Because the truth is that no one loves their body every single day – no one. Part of how body image works is that it can shift and that we all have good days, and we all have bad days. Mostly, when we have healthy body image, we simply see our body for what it is without ascribing any meaning to it whatsoever, and we exist, full of acceptance, in that body. To me, that’s what body neutrality is about. It’s about acknowledging and accepting our body as is, rather than pushing ourselves to have extreme feelings about it either way.

And I like to think of it as an option – not an alternative to the mainstream body acceptance movement. I like to think of it as something that someone can choose to work toward, if that goal feels more realistic than one of unconditional love. Perhaps, even, I like to think of it as a stop on the train toward a more loving relationship with our bodies. I just think that pushing people to love their bodies can backfire if it creates another standard to live up to.

 

Q: In all of your writing and in advocating for individuals with eating disorders, you take great care to acknowledge the true diversity of those who are impacted. From gender to age to race and socioeconomic status, why is it so important to you to highlight these marginalized voices in your work?
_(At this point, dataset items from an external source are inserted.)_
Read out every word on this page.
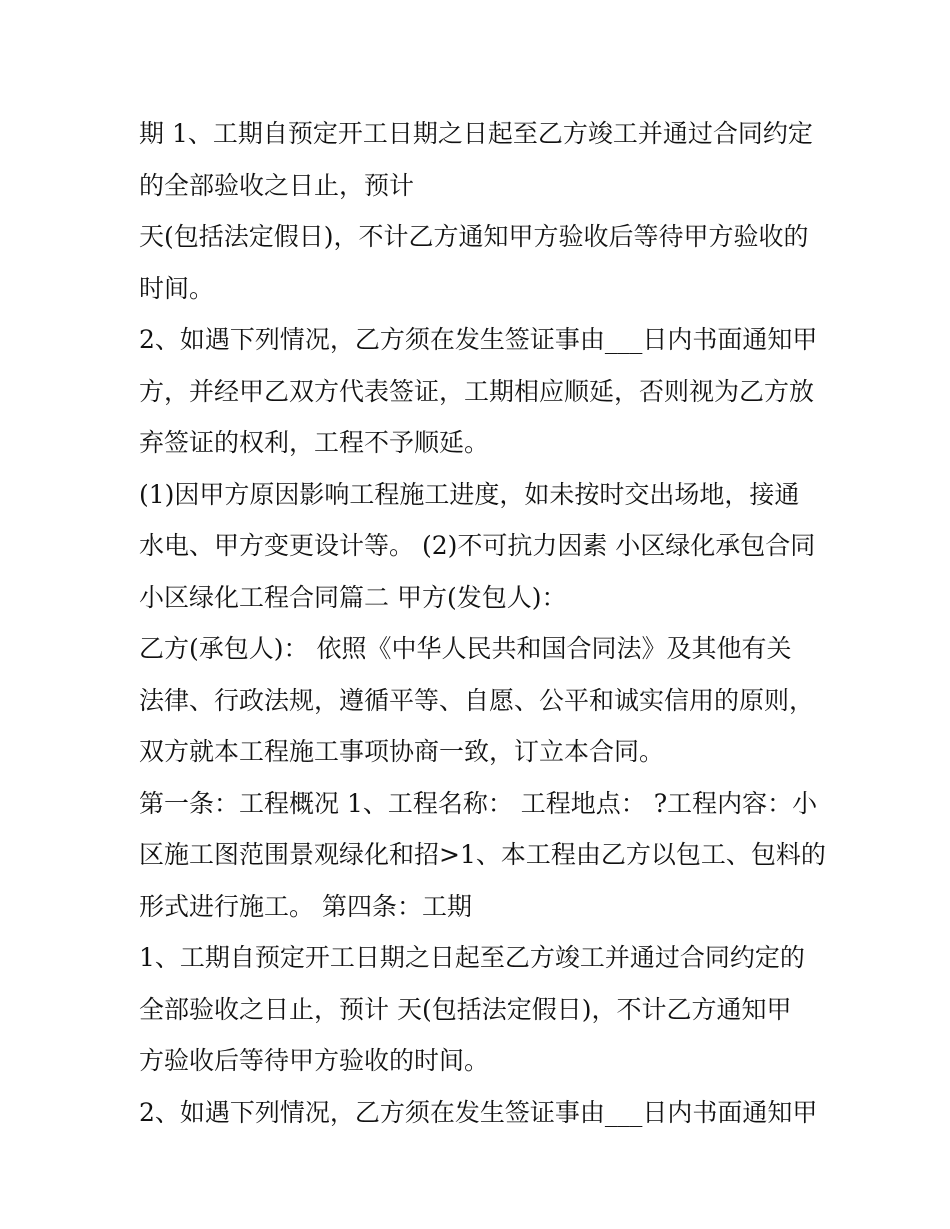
期 1、工期自预定开工日期之日起至乙方竣工并通过合同约定
的全部验收之日止，预计
天(包括法定假日)，不计乙方通知甲方验收后等待甲方验收的
时间。
2、如遇下列情况，乙方须在发生签证事由___日内书面通知甲
方，并经甲乙双方代表签证，工期相应顺延，否则视为乙方放
弃签证的权利，工程不予顺延。
(1)因甲方原因影响工程施工进度，如未按时交出场地，接通
水电、甲方变更设计等。 (2)不可抗力因素 小区绿化承包合同
小区绿化工程合同篇二 甲方(发包人)：
乙方(承包人)： 依照《中华人民共和国合同法》及其他有关
法律、行政法规，遵循平等、自愿、公平和诚实信用的原则，
双方就本工程施工事项协商一致，订立本合同。
第一条：工程概况 1、工程名称： 工程地点： ?工程内容：小
区施工图范围景观绿化和招>1、本工程由乙方以包工、包料的
形式进行施工。 第四条：工期
1、工期自预定开工日期之日起至乙方竣工并通过合同约定的
全部验收之日止，预计 天(包括法定假日)，不计乙方通知甲
方验收后等待甲方验收的时间。
2、如遇下列情况，乙方须在发生签证事由___日内书面通知甲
MF: Intersectionality – the understanding that intersecting social identities exist, a term that was coined by Kimberlé Crenshaw – is an absolute must in any and all work, I believe, but especially in work that stems from feminism. The ways in which we’re impacted by society differ, based on our identities. As a queer woman, for example, I experience life differently than a straight woman or a queer man. As a white woman, I experience life differently than a woman of color or a white man. Our positionality within the complicated web of identity matters because it affects how we move through this world. This is true in regards to body image and eating disorders, too.

We talk a lot about the thin ideal in our work – and that’s a very real, valid concern. We talk less, though, about how our beauty ideals are also centered on whiteness, on a heteronormative idea of gender roles, on access to money, on youth, and many other intersections. The further that we get away from the ideal, the more suffering we may experience as a result, and the more pressure we may feel to approximate those ideals. And I think that when we center the most marginalized – the people furthest from that ideal – in our work, then we help more people. When our work focuses on white, middle class, cis women, for example, then those are the only people that we help.

The eating disorder field has long focused its efforts on a very specific population, and I think it’s far past time to admit that and to work actively to eradicate the ways that that focus perpetuates systems of oppression like white supremacy and classism, among others. Different voices need to be centered because different 670_06_NEDAW_TWITTER_01_2016_P12experiences exist and have been ignored.

 

Q: Who do you think could benefit from attending your presentation, Adventures in Self-Care: Everyday strategies for nurturing an imperfect recovery in the real world?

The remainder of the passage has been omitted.